Planning for the Illawarra Shoalhaven acknowledges more than 20,000 years of continuous Aboriginal connection to the land in the region.The Illawarra Shoalhaven Regional Plan recognises that, as part of the world’s oldest living culture, traditional Aboriginal and Torres Strait Islander owners and custodians of the Australian continent and adjacent islands share a unique bond to Country — a bond forged through thousands of years travelling across lands and waterways for ceremony, religion, trading and seasonal migration.
Nestled in between the coast and the Illawarra escarpment, the Illawarra Shoalhaven is of cultural and spiritual significance to the Dharawal and Dhurga speaking people.
Having both a reliance on and responsibility to the land, Aboriginal people in the Illawarra Shoalhaven have always made efficient use of the abundance of natural resources. The Five Islands, now off the coast of Port Kembla, were connected to the mainland where Aboriginal people harvested sea birds and eggs. To maintain their spiritual attachment to Sea Country, Aboriginal people set up camps along the coastline where they would fish and trade. They would camp and meet at prominent locations along the coastline, including Sandon Point and Bass Point.
An established community at Wreck Bay, just south of Jervis Bay, had a strong reliance on fishing, where men, women and children worked together in commercial fishing ventures using knowledge passed on by older community members. Further north at Hill 60, Aboriginal fisherman supplied local markets until the Australian Defence Force overtook the area during World War Two.
Aboriginal people would traverse further inland to utilise the mosaic of wetlands and lagoons that made up the floodplains of Lake Illawarra. Setting up camp in gunyahs (timber and bark huts) around water bodies such as Coomaditchy Lagoon and the Shoalhaven floodplains, Aboriginal people would gather crustacea, fish, tortoise and water birds, including black ducks and their eggs.
Habitats lining the Minnamurra River provided shelter for gathering, bathing and healing. The Shoalhaven and Kangaroo rivers were important travel routes for Aboriginal people, while on the banks of Bomaderry Creek Aboriginal campers shared their world with the glossy black cockatoo.
Local Aboriginal people would retreat further inland, making use of the shelter provided by the rock overhangs and caves dotted along the escarpment including the two sister mountains, Mount Keira and Mount Kembla, and the Cullunghutti and Coolangatta mountains along the Shoalhaven Plateau.
Aboriginal people maintain a strong belief that if we care for Country, it will care for us.
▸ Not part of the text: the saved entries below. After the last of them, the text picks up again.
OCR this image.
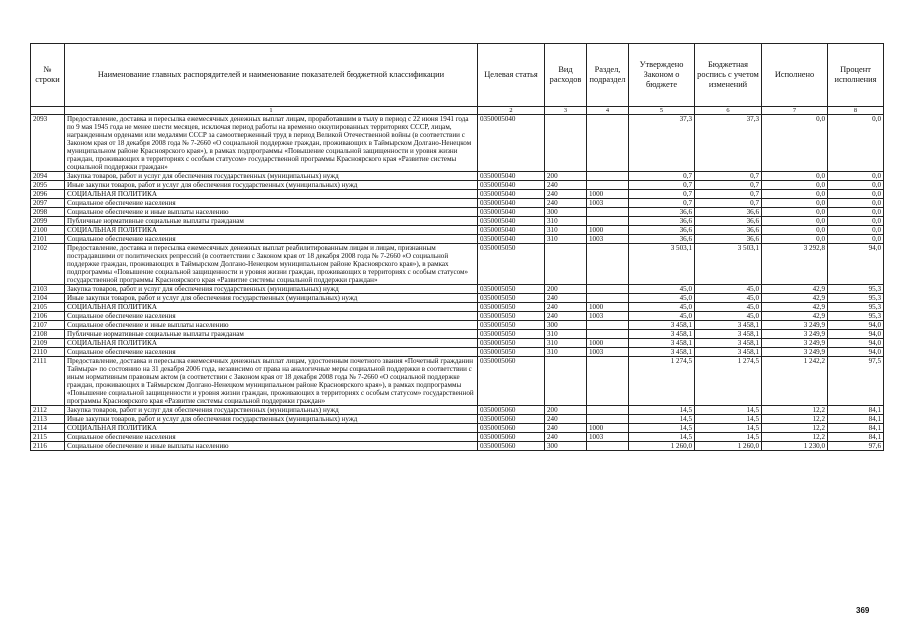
№ строки	Наименование главных распорядителей и наименование показателей бюджетной классификации	Целевая статья	Вид расходов	Раздел, подраздел	Утверждено Законом о бюджете	Бюджетная роспись с учетом изменений	Исполнено	Процент исполнения
	1	2	3	4	5	6	7	8
2093	Предоставление, доставка и пересылка ежемесячных денежных выплат лицам, проработавшим в тылу в период с 22 июня 1941 года по 9 мая 1945 года не менее шести месяцев, исключая период работы на временно оккупированных территориях СССР, лицам, награжденным орденами или медалями СССР за самоотверженный труд в период Великой Отечественной войны (в соответствии с Законом края от 18 декабря 2008 года № 7-2660 «О социальной поддержке граждан, проживающих в Таймырском Долгано-Ненецком муниципальном районе Красноярского края»), в рамках подпрограммы «Повышение социальной защищенности и уровня жизни граждан, проживающих в территориях с особым статусом» государственной программы Красноярского края «Развитие системы социальной поддержки граждан»	0350005040			37,3	37,3	0,0	0,0
2094	Закупка товаров, работ и услуг для обеспечения государственных (муниципальных) нужд	0350005040	200		0,7	0,7	0,0	0,0
2095	Иные закупки товаров, работ и услуг для обеспечения государственных (муниципальных) нужд	0350005040	240		0,7	0,7	0,0	0,0
2096	СОЦИАЛЬНАЯ ПОЛИТИКА	0350005040	240	1000	0,7	0,7	0,0	0,0
2097	Социальное обеспечение населения	0350005040	240	1003	0,7	0,7	0,0	0,0
2098	Социальное обеспечение и иные выплаты населению	0350005040	300		36,6	36,6	0,0	0,0
2099	Публичные нормативные социальные выплаты гражданам	0350005040	310		36,6	36,6	0,0	0,0
2100	СОЦИАЛЬНАЯ ПОЛИТИКА	0350005040	310	1000	36,6	36,6	0,0	0,0
2101	Социальное обеспечение населения	0350005040	310	1003	36,6	36,6	0,0	0,0
2102	Предоставление, доставка и пересылка ежемесячных денежных выплат реабилитированным лицам и лицам, признанным пострадавшими от политических репрессий (в соответствии с Законом края от 18 декабря 2008 года № 7-2660 «О социальной поддержке граждан, проживающих в Таймырском Долгано-Ненецком муниципальном районе Красноярского края»), в рамках подпрограммы «Повышение социальной защищенности и уровня жизни граждан, проживающих в территориях с особым статусом» государственной программы Красноярского края «Развитие системы социальной поддержки граждан»	0350005050			3 503,1	3 503,1	3 292,8	94,0
2103	Закупка товаров, работ и услуг для обеспечения государственных (муниципальных) нужд	0350005050	200		45,0	45,0	42,9	95,3
2104	Иные закупки товаров, работ и услуг для обеспечения государственных (муниципальных) нужд	0350005050	240		45,0	45,0	42,9	95,3
2105	СОЦИАЛЬНАЯ ПОЛИТИКА	0350005050	240	1000	45,0	45,0	42,9	95,3
2106	Социальное обеспечение населения	0350005050	240	1003	45,0	45,0	42,9	95,3
2107	Социальное обеспечение и иные выплаты населению	0350005050	300		3 458,1	3 458,1	3 249,9	94,0
2108	Публичные нормативные социальные выплаты гражданам	0350005050	310		3 458,1	3 458,1	3 249,9	94,0
2109	СОЦИАЛЬНАЯ ПОЛИТИКА	0350005050	310	1000	3 458,1	3 458,1	3 249,9	94,0
2110	Социальное обеспечение населения	0350005050	310	1003	3 458,1	3 458,1	3 249,9	94,0
2111	Предоставление, доставка и пересылка ежемесячных денежных выплат лицам, удостоенным почетного звания «Почетный гражданин Таймыра» по состоянию на 31 декабря 2006 года, независимо от права на аналогичные меры социальной поддержки в соответствии с иным нормативным правовым актом (в соответствии с Законом края от 18 декабря 2008 года № 7-2660 «О социальной поддержке граждан, проживающих в Таймырском Долгано-Ненецком муниципальном районе Красноярского края»), в рамках подпрограммы «Повышение социальной защищенности и уровня жизни граждан, проживающих в территориях с особым статусом» государственной программы Красноярского края «Развитие системы социальной поддержки граждан»	0350005060			1 274,5	1 274,5	1 242,2	97,5
2112	Закупка товаров, работ и услуг для обеспечения государственных (муниципальных) нужд	0350005060	200		14,5	14,5	12,2	84,1
2113	Иные закупки товаров, работ и услуг для обеспечения государственных (муниципальных) нужд	0350005060	240		14,5	14,5	12,2	84,1
2114	СОЦИАЛЬНАЯ ПОЛИТИКА	0350005060	240	1000	14,5	14,5	12,2	84,1
2115	Социальное обеспечение населения	0350005060	240	1003	14,5	14,5	12,2	84,1
2116	Социальное обеспечение и иные выплаты населению	0350005060	300		1 260,0	1 260,0	1 230,0	97,6
369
This requires Country to be cared for throughout the process of design and development.
The NSW Government champions a Connecting with Country approach to give effect to statutory objectives that require Aboriginal culture and heritage to be sustainably managed in the built environment.
Using comprehensive and respectful approaches, planning for the Illawarra Shoalhaven can build capacity and pathways for knowledge sharing between Aboriginal and non-Aboriginal communities.